Je voudrais par cet article réparer avec le peu de moyens que j’ai – ma plume notamment -, l’injustice qui est faite aux étudiants africains qui débarquent et sur lesquels pèsent des préjugés lourds ; si lourds qu’ils peuvent constituer un frein à leur épanouissement socioculturel dans leur pays d’accueil. Si la personne en question n’a pas une volonté de fer, la rage d’apprendre et de s’imposer par tous les moyens, la volonté de prendre une revanche sur tous ces esprits simplets qui l’ont sous-estimés, elle craque, blessée dans son amour propre. Et souvent, ces blessures viennent de la propre communauté d’accueil de l’étudiant africain, la communauté africaine subsaharienne, où figurent des individus bourrés de préjugés et hautains. Ayant moi-même suivi ce parcours qui peut psychologiquement vite devenir un parcours du combattant,  je connais toutes les difficultés que ce phénomène peut engendrer.

L’accent

La première caractéristique par laquelle ceux qui se disent plus civilisés reconnaissent celui qu’ils appellent le bledard, c’est  son accent. Infestés par un ethnocentrisme qui peut parfois avoir un caractère dégoutant, ils se moquent de l’accent du bledard qui est à couper au couteau. Il n’est pas rare d’entendre des personnes qui sont nées en Belgique, qui y ont grandi ou qui même sont arrivées récemment et qui ont perdu leur accent, glousser dans le dos du bledard après qu’il se soit exprimé. Dans ce cas-ci, Blancs et Noirs confondus ne se privent pas de rires qui ne sont pas à ranger dans la catégorie de l’humour bienveillant, mais plutôt dans la catégorie du mépris pour ce que l’accent du bledard représente.
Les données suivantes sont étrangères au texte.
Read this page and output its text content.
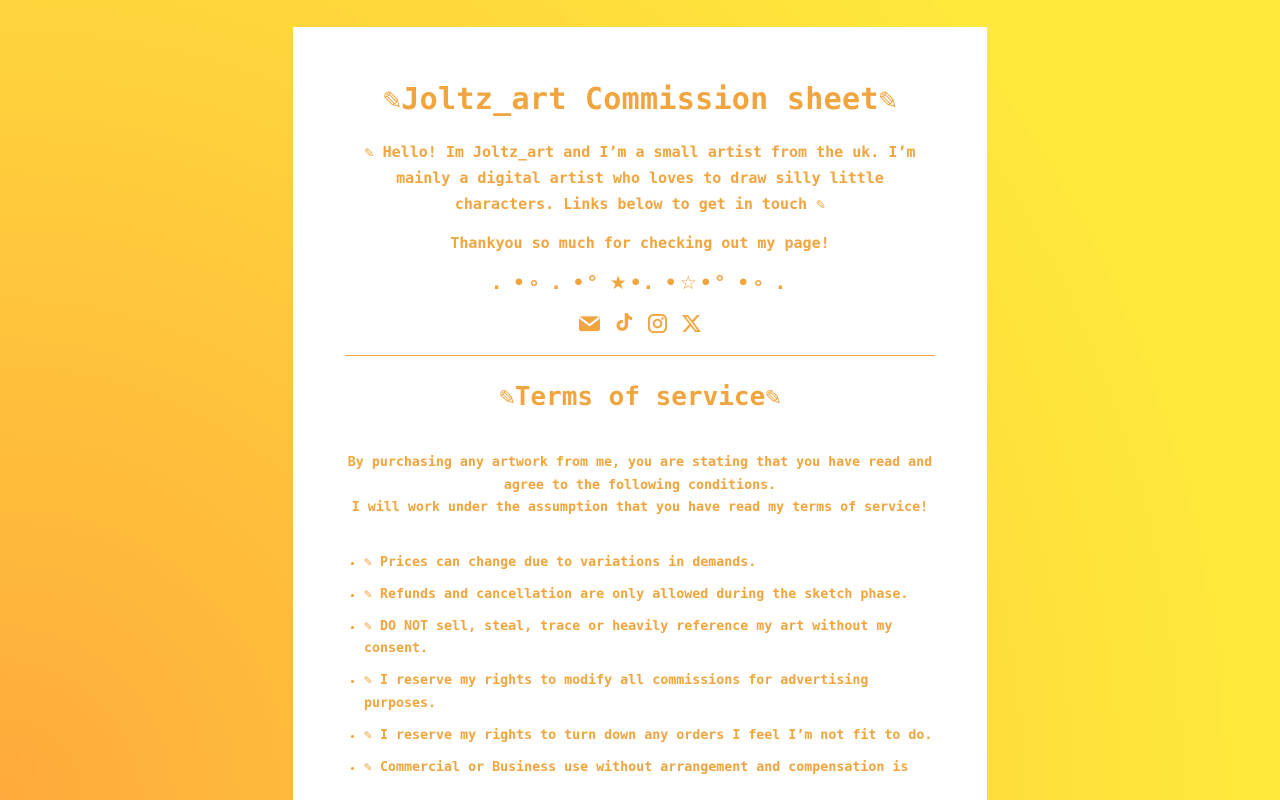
✎Joltz_art Commission sheet✎

✎ Hello! Im Joltz_art and I’m a small artist from the uk. I’m mainly a digital artist who loves to draw silly little characters. Links below to get in touch ✎

Thankyou so much for checking out my page!

. •∘ . •° ★•. •☆•° •∘ .
✎Terms of service✎

By purchasing any artwork from me, you are stating that you have read and agree to the following conditions.
I will work under the assumption that you have read my terms of service!

• ✎ Prices can change due to variations in demands.
• ✎ Refunds and cancellation are only allowed during the sketch phase.
• ✎ DO NOT sell, steal, trace or heavily reference my art without my consent.
• ✎ I reserve my rights to modify all commissions for advertising purposes.
• ✎ I reserve my rights to turn down any orders I feel I’m not fit to do.
• ✎ Commercial or Business use without arrangement and compensation is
Le bledard serait moins « civilisé »

L’argument de la civilisation est celui qui me met le plus hors de moi en raison de l’utilisation abusive du mot « civilisation ». Qu’est ce qu’un civilisé ? Ceux qui répondent à cette question en considérant le bledard comme étant un individu moins raffiné qu’eux, expriment là un état d’esprit raciste et ethnocentriste puéril. Beaucoup d’individus de culture européenne, qu’ils soient Noirs, Balncs, Jaunes ou Rouges, envisagent la normalité des choses à partir de leur culture qu’ils considèrent comme étant la plus civilisée, donc la plus normale de toutes celles qui existent dans le monde. Remarquez, c’est ce que les sociétés occidentales leur enseignent officiellement et officieusement, puisque les images que les médias véhiculent sur les autres cultures sont le plus souvent marquées du sceau de la bizarrerie, de la misère ou encore de la sauvagerie. Le bledard matérialise par sa seule présence ces clichés véhiculés par les médias sur l’Afrique notamment.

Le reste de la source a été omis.